The human side of the story is less interesting.  Most of the human characters are quite dull, with the exception of Malcolm’s son played by Kodi Smit-McPhee from “Let Me In”.  The rest largely run, shout or shoot and aren’t easy to pick out in a crowd.  Gary Oldman has his moments even when he’s just jobbing like in this movie but this is a movie for the apes.

The middle act is less interesting as it’s largely to do with the repair of a damn and the growing tensions on each side.  The pace notably slows here and while it’s clear that this is where we’re building the characters up, it’s less interesting than the first and third acts.

The conflict, when it finally happens, is savage, scary and pretty violent for a 12A / PG13 movie and the imagery is pretty powerful.  Cloverfield director Matt Reeves is good at creating images that hark back to real life and his analogy to the Nazi’s and to vivisection are well done.  He’s a fine visual director but also makes sure that the story has plenty of emotional beats.

Serious respect has to be paid here too for the creative work on this movie to call back to the Rise of the Planet of the Apes with little touches that recall events and images of the first movie.  Setting the movie in and around San Francisco helps with that.  Of course there are occasional moments where characters do things that clearly just serve the plot and the underwritten nature of some of the human characters does undermine them a bit, but all in all the story is sound and surprisingly emotional.

This movie is as least as good as the first one and doesn’t have the benefit of the low expectations of the original.  Dawn is a very solid sci-fi thriller, emotional, quite intelligent, violent, scary and in places very exciting.  The CGI is barely worth talking about because it is so good, you’ll barely even notice and I had forgotten that the apes are in CGI.  Of course there are a few moments when you are shaken out of your daze, the occasional moment of muddy CG work or some clunky character movement but all in all it’s a really well worked movie.

The groundwork is laid for sequels and you’re left with a slightly better feel of how the future envisioned in the Charlton Heston version may have come about.  Of course it’s clear that this movie doesn’t feel beholden to that vision so may well tread its own path.
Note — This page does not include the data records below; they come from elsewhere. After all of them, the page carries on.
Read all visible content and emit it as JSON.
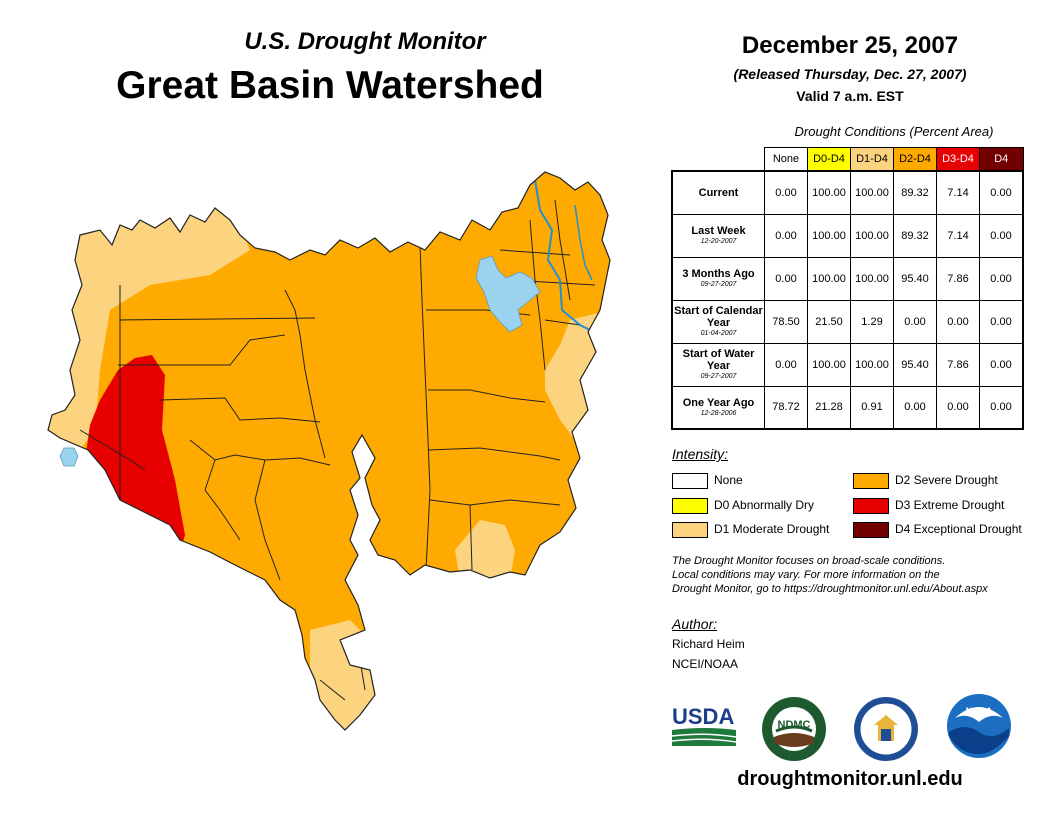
{
  "header": {
    "subtitle": "U.S. Drought Monitor",
    "title": "Great Basin Watershed",
    "date": "December 25, 2007",
    "released": "(Released Thursday, Dec. 27, 2007)",
    "valid": "Valid 7 a.m. EST"
  },
  "table": {
    "caption": "Drought Conditions (Percent Area)",
    "columns": [
      {
        "label": "None",
        "color": "#ffffff"
      },
      {
        "label": "D0-D4",
        "color": "#ffff00"
      },
      {
        "label": "D1-D4",
        "color": "#fcd37f"
      },
      {
        "label": "D2-D4",
        "color": "#ffaa00"
      },
      {
        "label": "D3-D4",
        "color": "#e60000"
      },
      {
        "label": "D4",
        "color": "#730000"
      }
    ],
    "rows": [
      {
        "label": "Current",
        "date": "",
        "values": [
          "0.00",
          "100.00",
          "100.00",
          "89.32",
          "7.14",
          "0.00"
        ]
      },
      {
        "label": "Last Week",
        "date": "12-20-2007",
        "values": [
          "0.00",
          "100.00",
          "100.00",
          "89.32",
          "7.14",
          "0.00"
        ]
      },
      {
        "label": "3 Months Ago",
        "date": "09-27-2007",
        "values": [
          "0.00",
          "100.00",
          "100.00",
          "95.40",
          "7.86",
          "0.00"
        ]
      },
      {
        "label": "Start of Calendar Year",
        "date": "01-04-2007",
        "values": [
          "78.50",
          "21.50",
          "1.29",
          "0.00",
          "0.00",
          "0.00"
        ]
      },
      {
        "label": "Start of Water Year",
        "date": "09-27-2007",
        "values": [
          "0.00",
          "100.00",
          "100.00",
          "95.40",
          "7.86",
          "0.00"
        ]
      },
      {
        "label": "One Year Ago",
        "date": "12-28-2006",
        "values": [
          "78.72",
          "21.28",
          "0.91",
          "0.00",
          "0.00",
          "0.00"
        ]
      }
    ]
  },
  "legend": {
    "title": "Intensity:",
    "items": [
      {
        "label": "None",
        "color": "#ffffff"
      },
      {
        "label": "D0 Abnormally Dry",
        "color": "#ffff00"
      },
      {
        "label": "D1 Moderate Drought",
        "color": "#fcd37f"
      },
      {
        "label": "D2 Severe Drought",
        "color": "#ffaa00"
      },
      {
        "label": "D3 Extreme Drought",
        "color": "#e60000"
      },
      {
        "label": "D4 Exceptional Drought",
        "color": "#730000"
      }
    ]
  },
  "note": {
    "line1": "The Drought Monitor focuses on broad-scale conditions.",
    "line2": "Local conditions may vary. For more information on the",
    "line3": "Drought Monitor, go to https://droughtmonitor.unl.edu/About.aspx"
  },
  "author": {
    "title": "Author:",
    "name": "Richard Heim",
    "org": "NCEI/NOAA"
  },
  "logos": {
    "usda": "USDA",
    "ndmc": "NDMC",
    "noaa": "NOAA"
  },
  "website": "droughtmonitor.unl.edu",
  "map_colors": {
    "d1": "#fcd37f",
    "d2": "#ffaa00",
    "d3": "#e60000",
    "water": "#9bd3ee",
    "river": "#1f8fd6"
  }
}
This is Caesar’s movie, he holds the screen and is a well written character and has moments of scary power and loving tenderness that give him quite a range.  Serkis was snubbed by the academy for the first movie and one gets the impression he will be again due to the age of the academy judges and their dislike for technology.  Serkis will have to make do with being Hollywood’s go-to motion capture guy.